Driven by strong Covid recovery and reduced private vehicle usage amid rising fuel prices and a call to shift to electric vehicles (EVs), the ride-sharing spending by consumers globally is set to exceed $937 billion by 2026, a new report said on Monday.
This spending represents an increase from $147 billion in 2021 and total growth of 537 percent over the next five years, according to data provided by Juniper Research.
“There are multiple strategies ride sharing platforms must leverage to drive adoption of carpool services, but these will need to be implemented carefully to avoid the perception of prioritising carpool users over non-carpool ones,” said research author Adam Wears.

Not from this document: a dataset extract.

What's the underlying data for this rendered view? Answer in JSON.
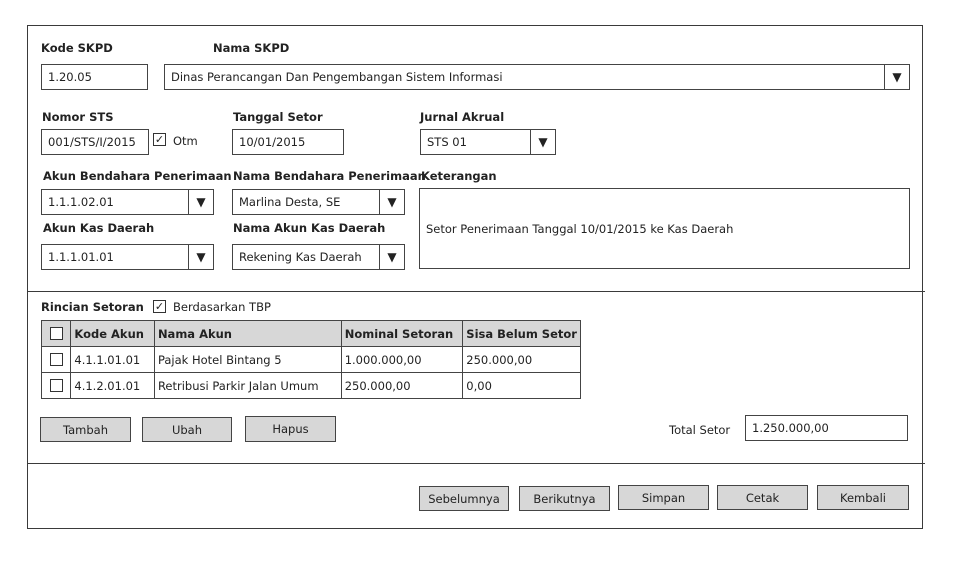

“If implemented poorly, this will generate a negative reaction from users and lead to increasing competing services,” he added.
The concept of ride-sharing involves users accessing single-occupancy and shared carpool-style services provided by private drivers operating their own vehicles, coordinated by platforms such as Lyft and Uber.
The research identified consumers in the US and China as the leading global spend of ride-sharing services, accounting for 65 percent of market value in 2026.
It highlighted future government initiatives to reduce private vehicle usage in cities, allied with a strong pandemic recovery, as key to these countries’ positions as leaders.
The emissions generated by single-occupancy services mean platforms must explore non-financial incentives to drive the adoption of carpool services.
“This could include collaborating with city authorities to allow carpool vehicles to use public transport-only lanes, to make these services attractive in terms of both cost and efficiency,” the report noted.